A few months back, I wrote an article about some 401(k) provisions are bad ideas and quite a few of them were about some loan and hardship features that were burdensome to plan sponsors and could cause many errors in plan administration which puts the plan at risk for being out of compliance.

While I understand the needs for loans and hardship distributions (especially in today’s environment), I think having unlimited amount of loans or having loan repayments besides by payroll could lead to plan errors.

There was legislation proposed last month in the United States Senate called The Savings Enhancement by Alleviating Leakage in 401(k) Savings Act of 2011, or SEAL Act. The legislation gives some relief to participants and former plan participants with hardships and outstanding loans, but tries to minimize leakage of assets because of them. Even better, the legislation does not put any additional administrative burden on plan sponsors.
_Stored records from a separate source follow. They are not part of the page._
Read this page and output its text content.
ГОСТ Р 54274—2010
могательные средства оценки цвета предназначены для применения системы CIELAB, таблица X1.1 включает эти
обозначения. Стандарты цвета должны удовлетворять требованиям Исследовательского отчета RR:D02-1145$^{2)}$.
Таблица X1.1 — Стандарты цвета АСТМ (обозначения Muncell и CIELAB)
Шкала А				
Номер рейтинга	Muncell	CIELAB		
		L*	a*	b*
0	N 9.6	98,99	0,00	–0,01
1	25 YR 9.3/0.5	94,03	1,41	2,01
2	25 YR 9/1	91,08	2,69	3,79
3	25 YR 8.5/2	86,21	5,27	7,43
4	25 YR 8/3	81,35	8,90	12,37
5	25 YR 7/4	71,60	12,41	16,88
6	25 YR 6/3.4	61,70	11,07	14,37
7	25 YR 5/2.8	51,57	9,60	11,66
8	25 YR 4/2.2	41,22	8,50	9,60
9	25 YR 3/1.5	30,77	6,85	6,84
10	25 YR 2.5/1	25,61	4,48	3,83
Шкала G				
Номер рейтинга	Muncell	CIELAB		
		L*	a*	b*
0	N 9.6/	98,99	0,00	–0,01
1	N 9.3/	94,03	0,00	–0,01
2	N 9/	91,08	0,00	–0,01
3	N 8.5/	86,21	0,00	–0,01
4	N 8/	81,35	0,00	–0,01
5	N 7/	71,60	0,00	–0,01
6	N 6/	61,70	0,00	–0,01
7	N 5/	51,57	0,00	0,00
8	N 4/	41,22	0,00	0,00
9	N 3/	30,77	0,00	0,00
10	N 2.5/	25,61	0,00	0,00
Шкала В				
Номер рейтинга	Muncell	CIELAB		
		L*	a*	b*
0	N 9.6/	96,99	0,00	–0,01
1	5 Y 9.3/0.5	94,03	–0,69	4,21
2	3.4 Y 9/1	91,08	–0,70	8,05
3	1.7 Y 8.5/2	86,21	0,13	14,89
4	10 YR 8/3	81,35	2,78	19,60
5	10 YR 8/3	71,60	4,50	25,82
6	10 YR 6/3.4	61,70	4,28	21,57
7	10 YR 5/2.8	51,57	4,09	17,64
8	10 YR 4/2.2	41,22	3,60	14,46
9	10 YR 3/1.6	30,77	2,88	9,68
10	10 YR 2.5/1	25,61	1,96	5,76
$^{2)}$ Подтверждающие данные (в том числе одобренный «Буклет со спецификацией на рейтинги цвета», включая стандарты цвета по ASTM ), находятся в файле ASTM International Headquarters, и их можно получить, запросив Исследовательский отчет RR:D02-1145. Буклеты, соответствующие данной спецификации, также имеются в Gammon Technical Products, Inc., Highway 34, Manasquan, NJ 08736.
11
Some of the legislation’s features:

The bill would allow participants more time to repay loans if they lose their job. Currently repayment must occur within 60 or 90 days, or termination of employment, depending on the plan. The new law would extend that repayment period until tax filing deadline — April 15 of the next year. Workers would deposit the money into a qualified individual retirement account, so it would decrease the amount of defaults and not force 401(k) plan sponsors to do anything

The bill would allow a plan participant taking a hardship withdrawal to continue making contributions. Currently, a participant taking a hardship distribution cannot continue to contribute 401(k) deferrals for at least six months.  I understood the reasoning behind the six month kick-out used to be 12 months prior to 2002) because hardship distributions are as a result of a heavy financial need and how is it immediate if you can afford to defer immediately after getting a distribution? However, if the participants can resolve the financial emergency more quickly, this six month suspension only prevents the account from growing as a result of the participant’s contribution and the employer match. With a retirement crisis in this country, we want participants to save more for retirement and this provision will help do that.

The bill restricts the number of loans a participant can have outstanding at one time to three. More outstanding loans will increase leakage and help cause administrative errors. Limiting loans is a great idea and I suggested that in my article.

The bill bans the use of debit cards tied to a 401(k) account. It’s hard to believe, but some 401(k0 plans have allowed participants to tap into funds by using a debit card. 401(k) plans don’t need the financial equivalent of a payday loan.

Most congressional legislation stinks, the SEAL Act does not. It helps participants and former plan participants avoid leakage to their 401(k) plans. Even better, it does so without putting added burden to plan sponsors and their third party administration firms.